In the United States, the Huffington Post has succeeded in putting itself at the centre of the national debate. It has both scale and respect, though the Democrat credentials of its Cambridge-educated and Greek-born founder mean it is widely regarded as a liberal platform within the spectrum of the American news media.
The US site achieved a new level of journalistic credibility when it won a Pulitzer Prize this year for its reporting of the effects of war on American veterans. Among English language news sites, only the Daily Mail's Mail Online and the New York Times can compete with its audience. HuffPo's advantage over newspaper brands is its "stickiness" – users view more pages, comment in large numbers and appreciate the site's deep engagement with social media.
So influential is the Huffington Post that it was bought by AOL early last year for £201m and is being rolled out around the world in an attempt to restore the Internet giant's global reputation. Jimmy Maymann, AOL's Head of International, is overseeing this. "Huff Post is the Trojan horse that brings AOL back," he says. "Huff Post you can relate to, whereas today there are a lot of people who don't have a relationship with AOL."
My view of Huff Post UK is that it has taken the easy option of focusing on celebrity-led stories and failed to make itself an essential destination for serious analysis. It's quick off the mark in slapping a smart headline on an alluringly-presented breaking story but it's not known for scoops. Its comment pages can look like a dumping ground for material which PRs have failed to place in the national press and though it claims Ricky Gervais as a star blogger his only contribution was a year ago and concluded with a demand to "buy the fucking anniversary DVD box set".
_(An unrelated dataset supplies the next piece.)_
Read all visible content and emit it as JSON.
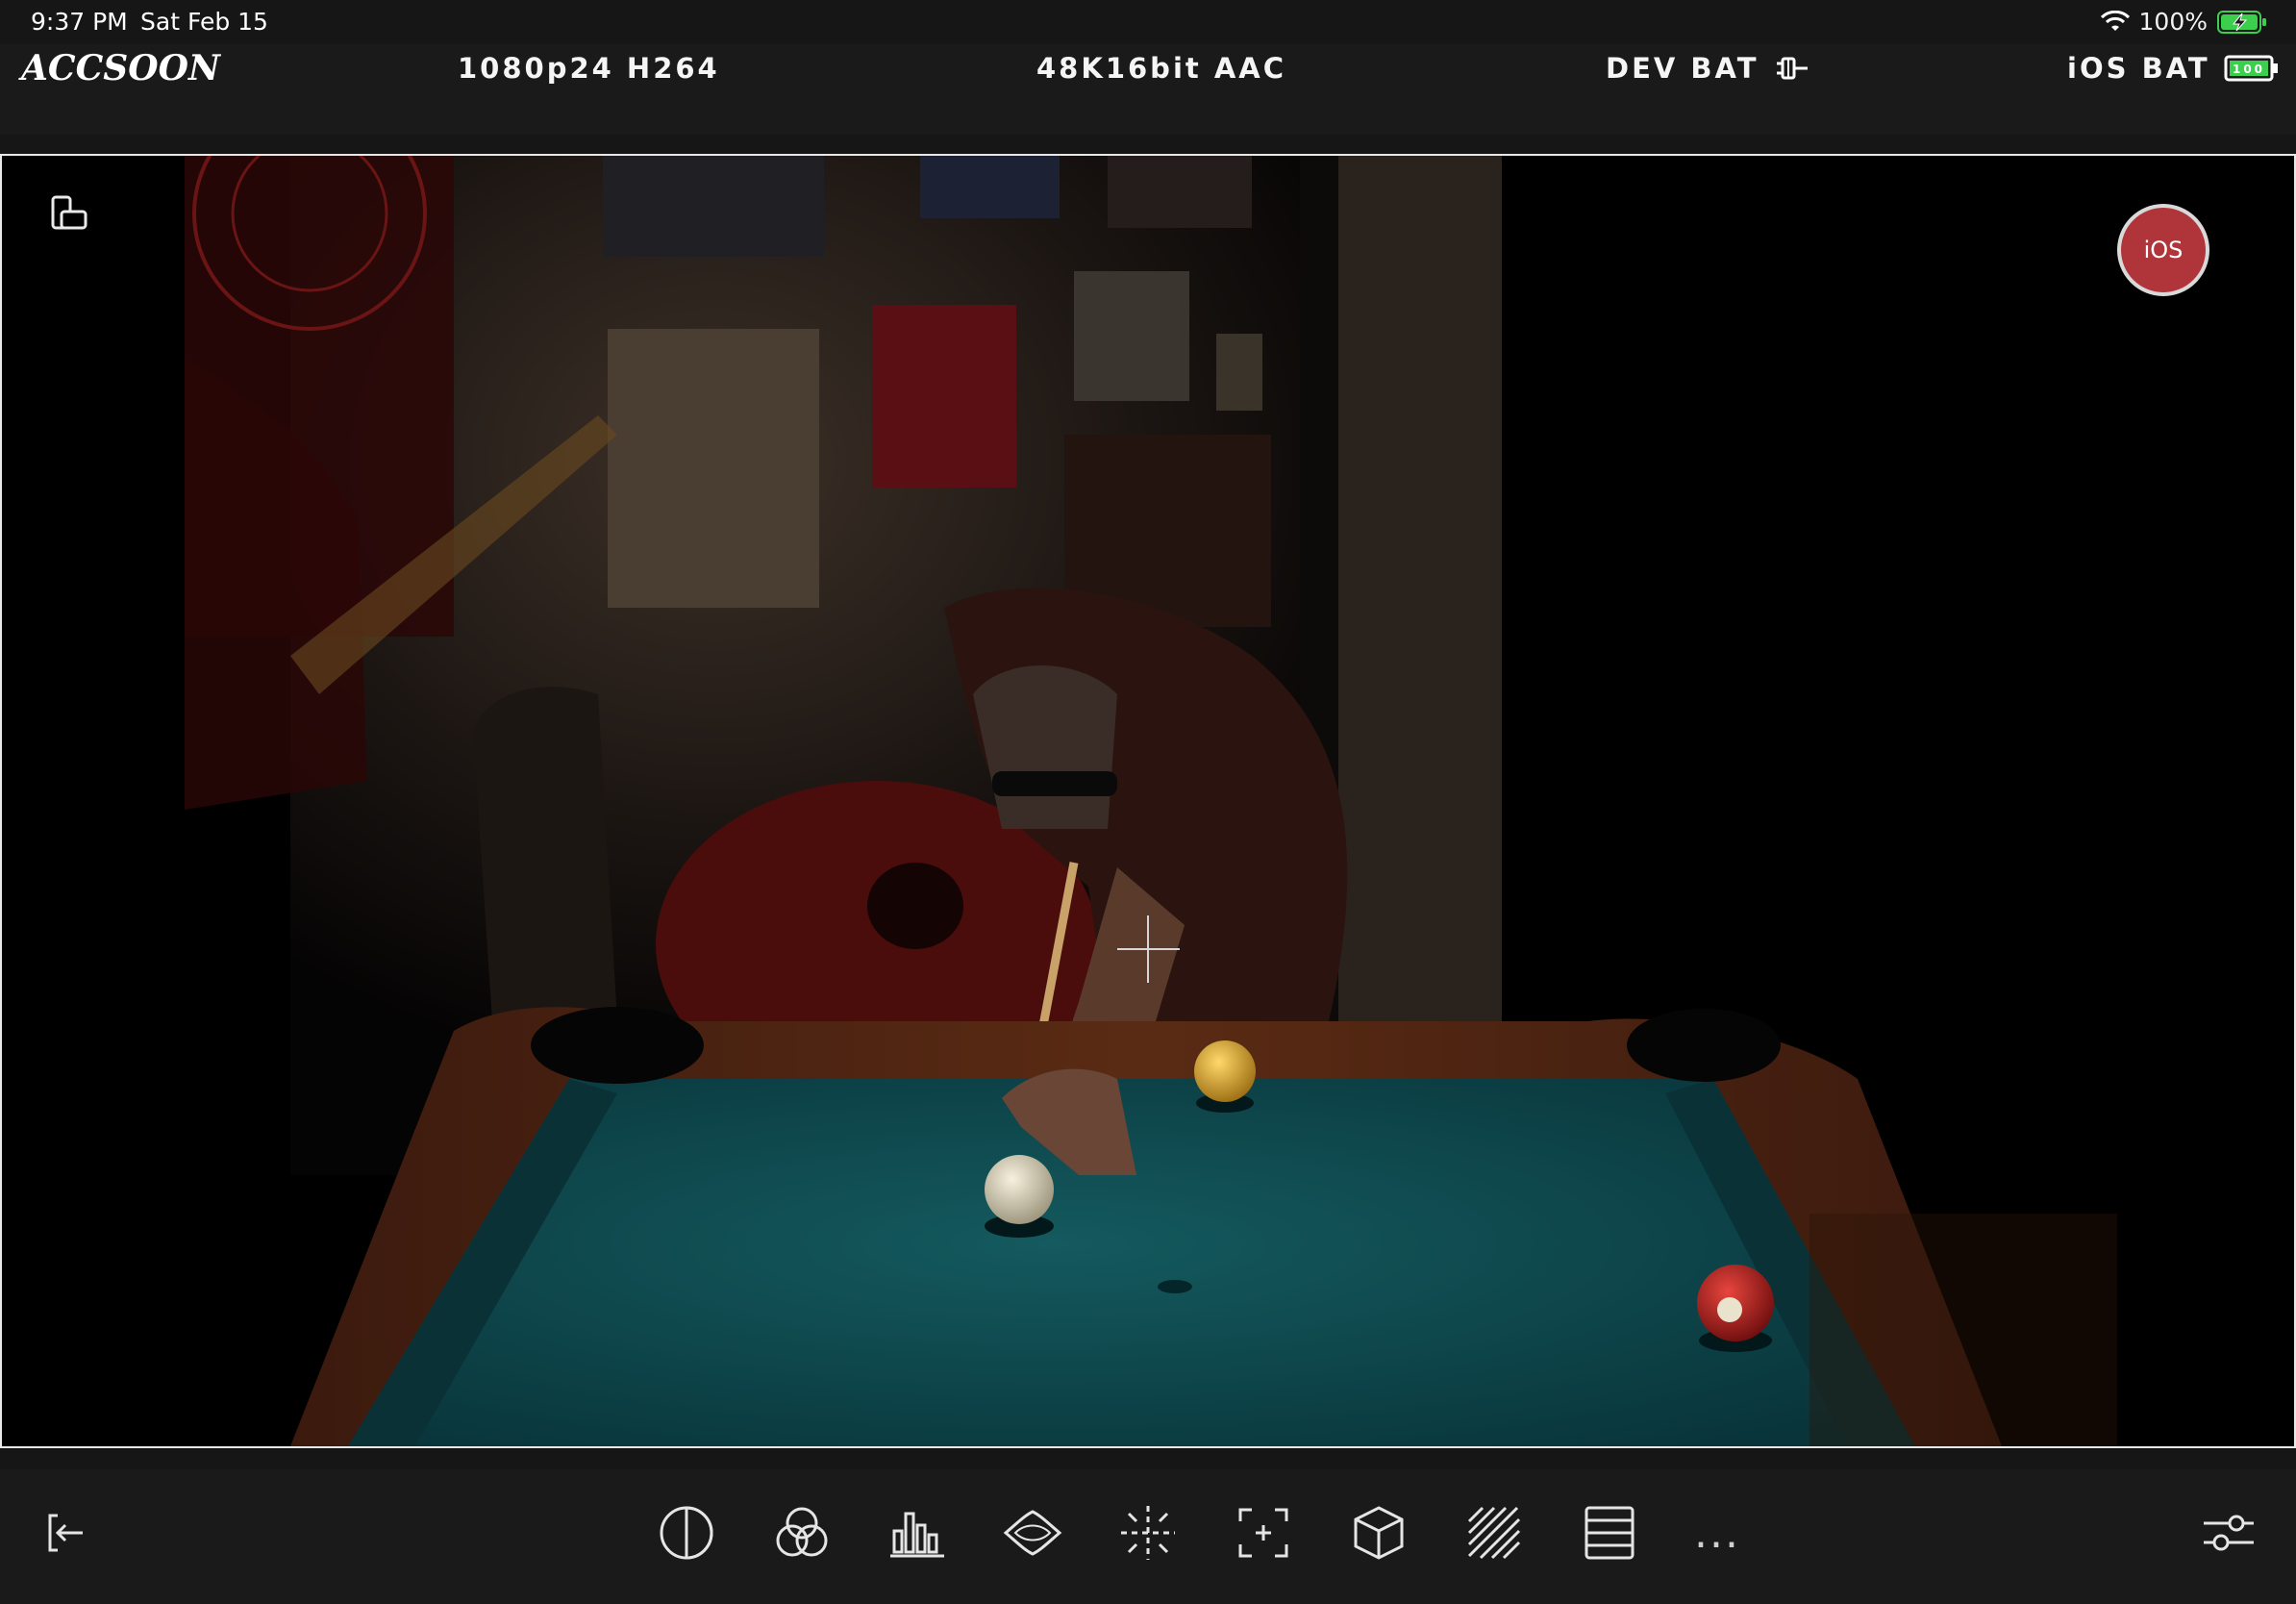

Let's be fair – it's a mere baby compared to the seven-year-old American edition and ComScore ratings show that with nearly 3.5m unique visitors a month it has climbed to sixth place in the table of British news websites, just behind The Sun Online. And Tony Blair has blogged for the site five times.
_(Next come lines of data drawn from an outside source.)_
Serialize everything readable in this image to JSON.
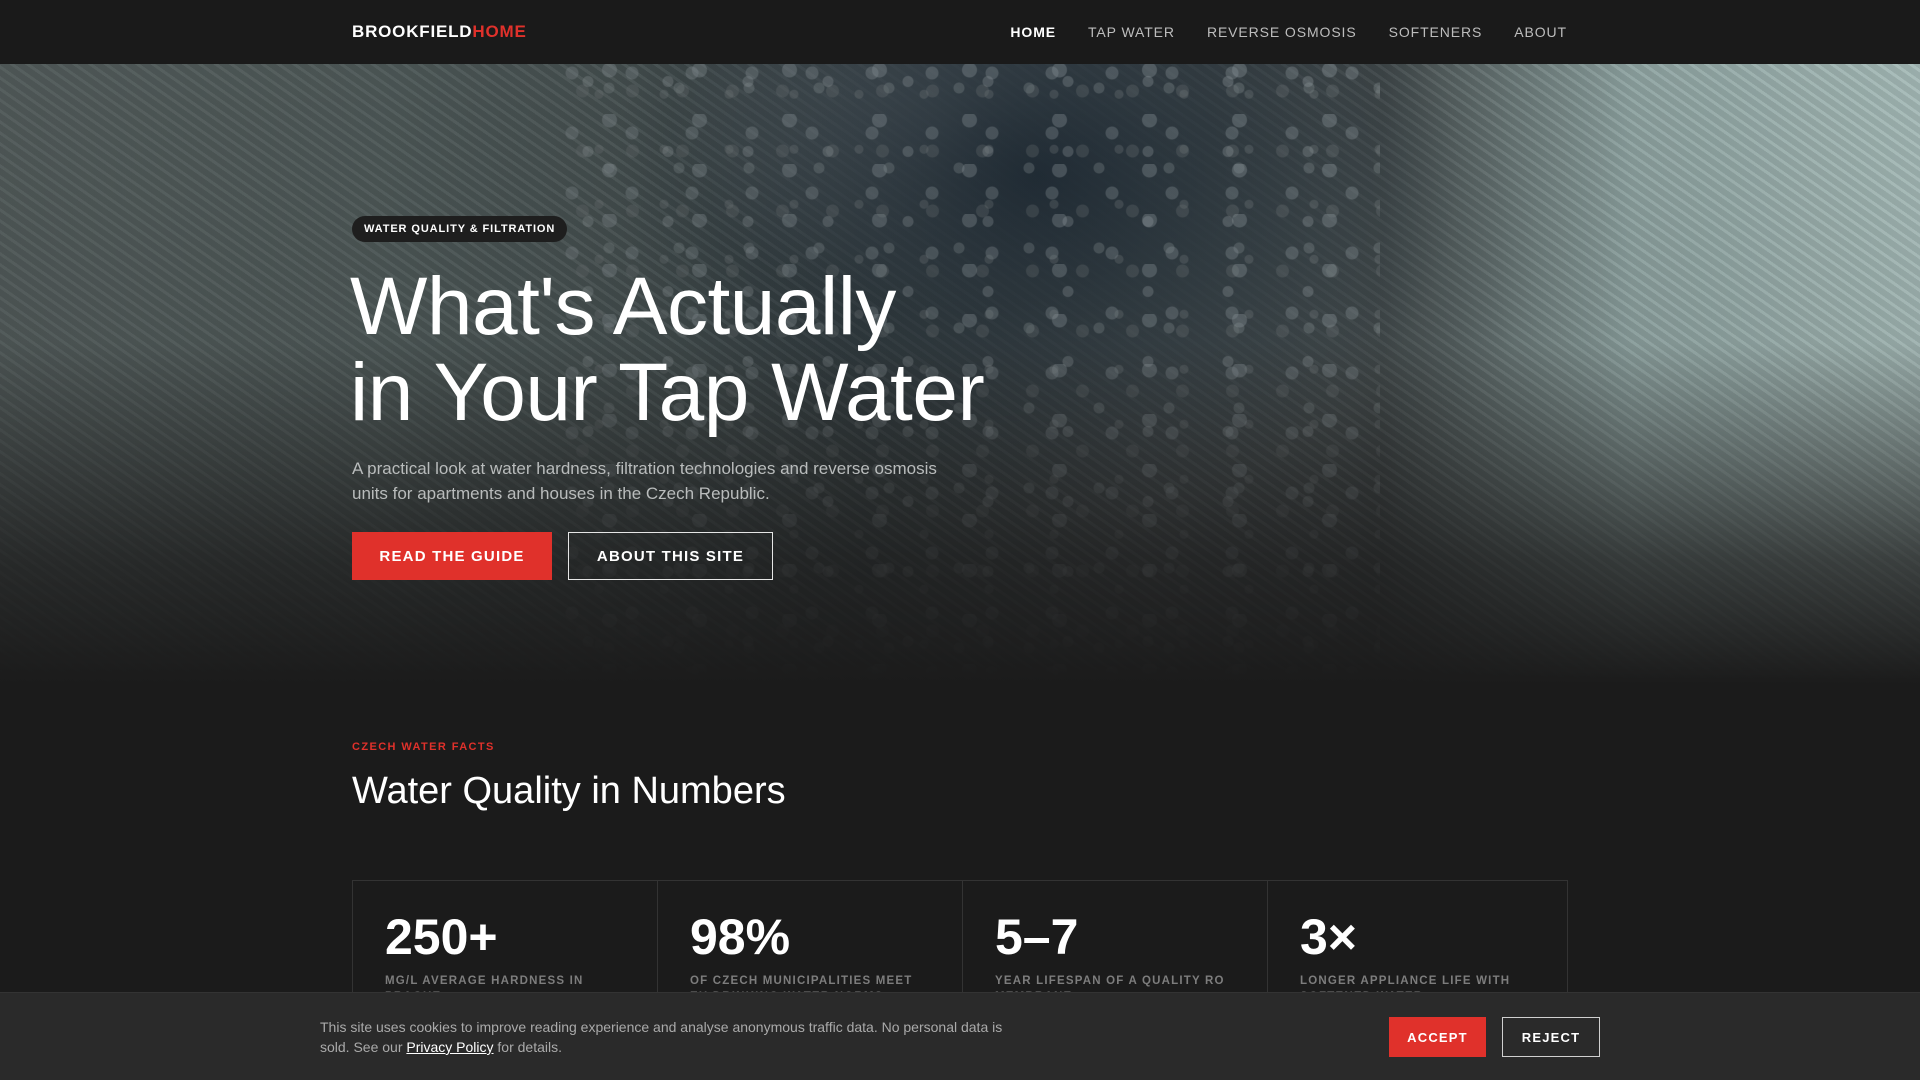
{
  "brand": {
    "part1": "BROOKFIELD",
    "part2": "HOME",
    "accent_color": "#e0312b"
  },
  "nav": {
    "items": [
      {
        "label": "HOME",
        "active": true
      },
      {
        "label": "TAP WATER",
        "active": false
      },
      {
        "label": "REVERSE OSMOSIS",
        "active": false
      },
      {
        "label": "SOFTENERS",
        "active": false
      },
      {
        "label": "ABOUT",
        "active": false
      }
    ]
  },
  "hero": {
    "badge": "WATER QUALITY & FILTRATION",
    "title_line1": "What's Actually",
    "title_line2": "in Your Tap Water",
    "subtitle": "A practical look at water hardness, filtration technologies and reverse osmosis units for apartments and houses in the Czech Republic.",
    "primary_button": "READ THE GUIDE",
    "secondary_button": "ABOUT THIS SITE"
  },
  "facts": {
    "eyebrow": "CZECH WATER FACTS",
    "title": "Water Quality in Numbers",
    "stats": [
      {
        "value": "250+",
        "label": "MG/L AVERAGE HARDNESS IN PRAGUE"
      },
      {
        "value": "98%",
        "label": "OF CZECH MUNICIPALITIES MEET EU DRINKING WATER NORMS"
      },
      {
        "value": "5–7",
        "label": "YEAR LIFESPAN OF A QUALITY RO MEMBRANE"
      },
      {
        "value": "3×",
        "label": "LONGER APPLIANCE LIFE WITH SOFTENED WATER"
      }
    ]
  },
  "cookie": {
    "text_before": "This site uses cookies to improve reading experience and analyse anonymous traffic data. No personal data is sold. See our",
    "link": "Privacy Policy",
    "text_after": "for details.",
    "accept": "ACCEPT",
    "reject": "REJECT"
  }
}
But whereas in America, the Huff Post benefited from the lack of a national press and the absence of liberal voices in a broadcast media dominated by the right, in the UK it has encountered an intensely competitive national newspaper industry which includes organisations at the forefront of digital innovation.
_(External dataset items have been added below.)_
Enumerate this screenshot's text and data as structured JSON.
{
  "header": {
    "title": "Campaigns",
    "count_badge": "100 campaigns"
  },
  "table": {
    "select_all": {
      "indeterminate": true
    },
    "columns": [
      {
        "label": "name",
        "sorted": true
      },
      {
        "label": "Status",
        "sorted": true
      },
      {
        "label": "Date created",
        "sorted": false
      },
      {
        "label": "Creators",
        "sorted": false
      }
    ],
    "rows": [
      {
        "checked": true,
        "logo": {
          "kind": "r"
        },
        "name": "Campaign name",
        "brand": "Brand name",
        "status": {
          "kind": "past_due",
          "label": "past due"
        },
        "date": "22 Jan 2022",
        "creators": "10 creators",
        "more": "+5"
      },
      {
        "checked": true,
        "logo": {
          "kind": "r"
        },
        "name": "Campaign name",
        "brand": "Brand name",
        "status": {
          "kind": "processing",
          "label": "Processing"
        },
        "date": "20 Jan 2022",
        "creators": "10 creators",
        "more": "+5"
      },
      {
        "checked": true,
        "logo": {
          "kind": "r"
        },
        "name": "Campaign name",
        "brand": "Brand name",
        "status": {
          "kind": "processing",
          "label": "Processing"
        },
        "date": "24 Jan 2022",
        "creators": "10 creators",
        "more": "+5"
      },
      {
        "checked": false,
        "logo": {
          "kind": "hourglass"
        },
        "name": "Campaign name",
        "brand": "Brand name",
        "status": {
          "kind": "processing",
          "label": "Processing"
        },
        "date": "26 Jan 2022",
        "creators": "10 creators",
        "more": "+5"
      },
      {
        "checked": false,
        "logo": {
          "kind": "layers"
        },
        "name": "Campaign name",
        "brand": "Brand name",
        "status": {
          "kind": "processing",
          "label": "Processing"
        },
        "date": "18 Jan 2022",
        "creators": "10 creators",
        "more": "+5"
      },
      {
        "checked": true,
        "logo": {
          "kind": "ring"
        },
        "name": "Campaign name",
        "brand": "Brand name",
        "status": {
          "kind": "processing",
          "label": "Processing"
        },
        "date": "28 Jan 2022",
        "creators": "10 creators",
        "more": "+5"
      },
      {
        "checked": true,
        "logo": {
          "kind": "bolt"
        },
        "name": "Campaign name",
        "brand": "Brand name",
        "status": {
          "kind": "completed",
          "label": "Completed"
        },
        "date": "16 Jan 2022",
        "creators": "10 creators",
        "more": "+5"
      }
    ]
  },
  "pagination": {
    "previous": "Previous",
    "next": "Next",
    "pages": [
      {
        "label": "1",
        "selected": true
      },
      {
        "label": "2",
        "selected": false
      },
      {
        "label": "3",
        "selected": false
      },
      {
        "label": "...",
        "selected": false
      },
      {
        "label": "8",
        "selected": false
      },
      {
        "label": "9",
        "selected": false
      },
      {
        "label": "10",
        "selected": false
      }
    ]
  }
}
Looking back, Maymann admits things might have been done differently. The UK model is quite unlike other recent international versions.
In those markets Huff Post is aligned with a heavyweight local news brand. In France it's Le Monde, in Spain it's El Pais. The Italian edition will arrive in September hand-in-hand with La Repubblica and a famous German media partner is being lined up for November. Maymann is planning to introduce the Huff Post to India, Japan, Korea and Australia and is likely to adopt a similar tactic in those markets. Further launches are being explored in Russia and Turkey.
The British experience taught AOL it could not just turn up like an invasion force in each international territory. "You can't fight on 15 fronts – we are never going to win that war."
Could Huff Post UK have enjoyed greater success if it had taken a well-known British media partner? And could it still happen? "You could say that in hindsight we could have decided that could have been an approach here," says Maymann. "We could still do that. I will never say never."
Paywall strategies and political allegiances create complications in this equation but for some British news sites, anxious to find the deeper levels of engagement that advertisers demand, a relationship with Arianna could be very attractive.
One word from Sue Akers has News Corp's lawyers in a lather
The most interesting line in Deputy Assistant Commissioner Sue Akers's update to Lord Justice Leveson on the state of Scotland Yard's investigation into newspaper criminality concerned "potential offences" and came early in her evidence. "We've sought legal advice and in respect of both individual and corporate offences," she said. "And also in relation to our police powers and our options for investigating."
It's that word "corporate" that, I'm told, has generated fresh palpitations in News Corp, where the company's greatest concern is the US Department of Justice's investigation into the company under the Foreign and Corrupt Practices Act. Although charges announced the next day related to individuals, there is a growing likelihood that the company itself will find itself in the dock.
A robust approach at BBC SPORT
The BBC doesn't appear at all unhappy with Garry Richardson's extraordinary technique in interviewing Jeremy Hunt despite comparisons to Fox News.
The sports reporter Richardson taunted the Culture Secretary over Olympic strike threats, saying: "They are a disgrace aren't they… you'd love to see 'em sacked wouldn't you?"
In what sounded like an excerpt from the Private Eye column "A Taxi Driver Writes" Richardson pontificated: "Why not just let those people go on strike and when they wanted to come back and have done all their disruptions say 'Sorry your job is not there any more' – sack 'em?" Complainants to the corporation have been told Richardson's "robust questioning" was consistent with the BBC News textbook. "The questions did not represent a personal point of view but were designed to explore and test the government's position," said a spokesperson approvingly.